Petrobras adia dividendos extraordinários e mira redução de dívida e pico de produção até 2030
A Petrobras sinalizou que o pagamento de dividendos extraordinários não está nos planos imediatos da companhia. A prioridade, segundo o diretor Financeiro Fernando Melgarejo, é a consolidação da meta de dívida líquida em US$ 65 bilhões, conforme estabelecido no Plano de Negócios 2026/2030.
A estratégia da empresa envolve otimizar custos e buscar eficiência para atingir a meta de endividamento. Mesmo com a volatilidade do preço do petróleo Brent no mercado internacional, a Petrobras trabalha com projeções que permitem a redução da dívida nos próximos anos.
A presidente Magda Chambriard também apresentou projeções otimistas para a produção, que deve alcançar um pico histórico. A informação foi divulgada pela Petrobras nesta sexta-feira (28).
Dívida sob controle e preços do petróleo
Fernando Melgarejo explicou que a expectativa é fechar este ano com a dívida em US$ 70 bilhões, com a meta de reduzir esse valor para US$ 65 bilhões em 2026. Com o barril do Brent projetado a US$ 63, a empresa poderá amortizar parte da dívida já no próximo ano.
Caso o preço do Brent fique entre US$ 59 e US$ 60, a dívida líquida da Petrobras permanecerá neutra, ou seja, não haverá crescimento. A busca por **eficiência e otimização de custos** é fundamental para convergir para os US$ 67 bilhões no ano que vem e, subsequentemente, para os US$ 65 bilhões a partir de 2026.

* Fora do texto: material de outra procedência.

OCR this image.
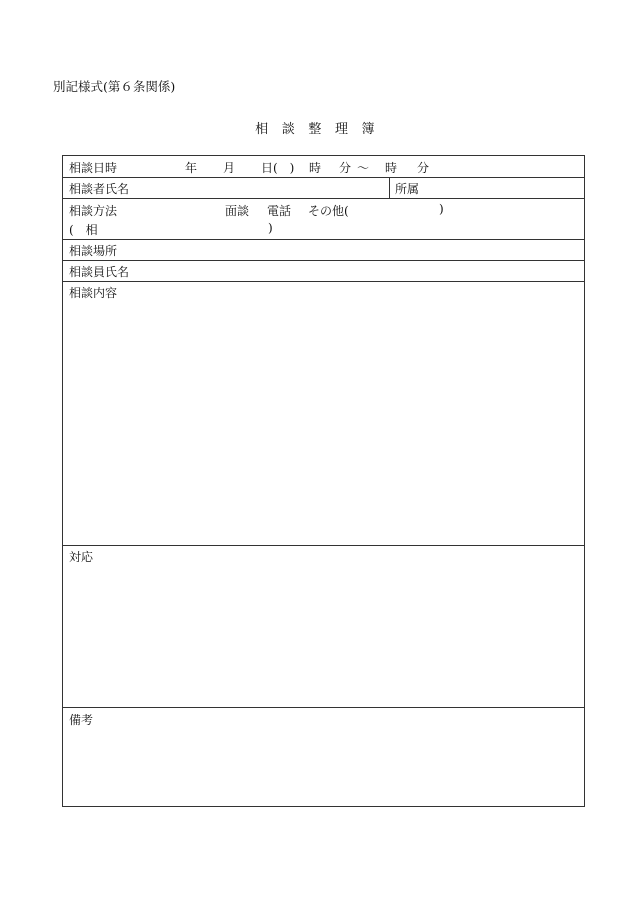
別記様式(第６条関係)
相　談　整　理　簿
相談日時	年 月 日(　) 時 分 ～ 時 分
相談者氏名	所属
相談方法	面談 電話 その他(	)
(　相	)
相談場所
相談員氏名
相談内容
対応
備考
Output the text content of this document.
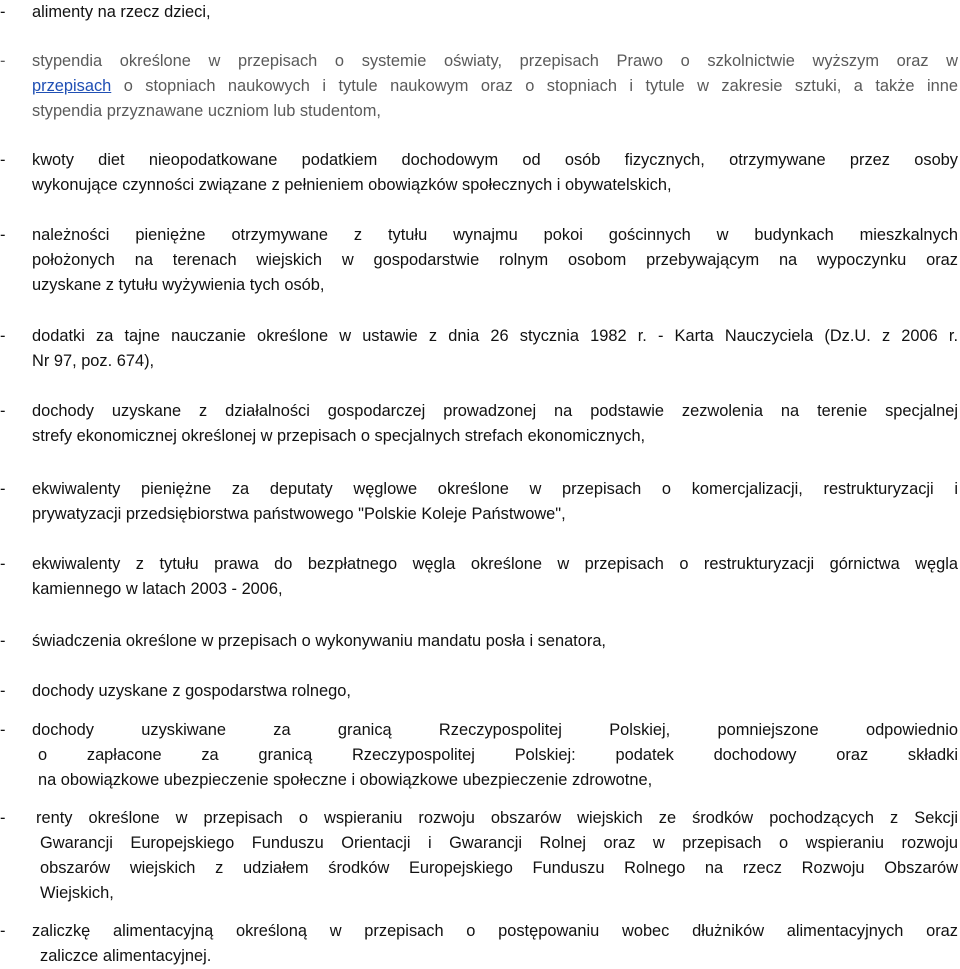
- alimenty na rzecz dzieci,
- stypendia określone w przepisach o systemie oświaty, przepisach Prawo o szkolnictwie wyższym oraz w
przepisach o stopniach naukowych i tytule naukowym oraz o stopniach i tytule w zakresie sztuki, a także inne
stypendia przyznawane uczniom lub studentom,
- kwoty diet nieopodatkowane podatkiem dochodowym od osób fizycznych, otrzymywane przez osoby
wykonujące czynności związane z pełnieniem obowiązków społecznych i obywatelskich,
- należności pieniężne otrzymywane z tytułu wynajmu pokoi gościnnych w budynkach mieszkalnych
położonych na terenach wiejskich w gospodarstwie rolnym osobom przebywającym na wypoczynku oraz
uzyskane z tytułu wyżywienia tych osób,
- dodatki za tajne nauczanie określone w ustawie z dnia 26 stycznia 1982 r. - Karta Nauczyciela (Dz.U. z 2006 r.
Nr 97, poz. 674),
- dochody uzyskane z działalności gospodarczej prowadzonej na podstawie zezwolenia na terenie specjalnej
strefy ekonomicznej określonej w przepisach o specjalnych strefach ekonomicznych,
- ekwiwalenty pieniężne za deputaty węglowe określone w przepisach o komercjalizacji, restrukturyzacji i
prywatyzacji przedsiębiorstwa państwowego "Polskie Koleje Państwowe",
- ekwiwalenty z tytułu prawa do bezpłatnego węgla określone w przepisach o restrukturyzacji górnictwa węgla
kamiennego w latach 2003 - 2006,
- świadczenia określone w przepisach o wykonywaniu mandatu posła i senatora,
- dochody uzyskane z gospodarstwa rolnego,
- dochody uzyskiwane za granicą Rzeczypospolitej Polskiej, pomniejszone odpowiednio
o zapłacone za granicą Rzeczypospolitej Polskiej: podatek dochodowy oraz składki
na obowiązkowe ubezpieczenie społeczne i obowiązkowe ubezpieczenie zdrowotne,
- renty określone w przepisach o wspieraniu rozwoju obszarów wiejskich ze środków pochodzących z Sekcji
Gwarancji Europejskiego Funduszu Orientacji i Gwarancji Rolnej oraz w przepisach o wspieraniu rozwoju
obszarów wiejskich z udziałem środków Europejskiego Funduszu Rolnego na rzecz Rozwoju Obszarów
Wiejskich,
- zaliczkę alimentacyjną określoną w przepisach o postępowaniu wobec dłużników alimentacyjnych oraz
zaliczce alimentacyjnej.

Dividendos extraordinários: cautela é a palavra de ordem
O diretor Financeiro foi enfático ao afirmar que, para a distribuição de **dividendos extraordinários**, é necessário um fluxo de caixa operacional robusto e que a dívida esteja em um patamar neutro. Por essa razão, Melgarejo declarou que “muito provavelmente não deverá haver dividendos extraordinários nos próximos períodos”.
A Petrobras destinará um montante expressivo de **US$ 109 bilhões** em investimentos no Plano de Negócios 2026/2030. Deste total, US$ 91 bilhões serão alocados em projetos considerados mais maduros e em implantação, enquanto US$ 18 bilhões serão direcionados a projetos em fase de avaliação.
Produção em alta: pico previsto para 2028
A presidente da Petrobras, Magda Chambriard, revelou que a companhia projeta atingir a marca de **2,7 milhões de barris de petróleo por dia (bpd)** em 2028. Além disso, a produção de óleo e gás equivalente (boed) deve alcançar **3,4 milhões de boed** nos anos de 2028 e 2029.
Esse aumento expressivo na produção será impulsionado pela implantação de **oito novos sistemas de produção** até 2030, sendo que sete já estão contratados. O destaque fica para os projetos no pré-sal da Bacia de Santos, descritos pela presidente como “um ativo preciosíssimo”.
A estratégia de aumento de produção envolve a conexão de novos poços às plataformas existentes, substituindo aqueles que perderam produtividade por outros mais eficientes. Essa otimização visa maximizar a capacidade produtiva da estatal.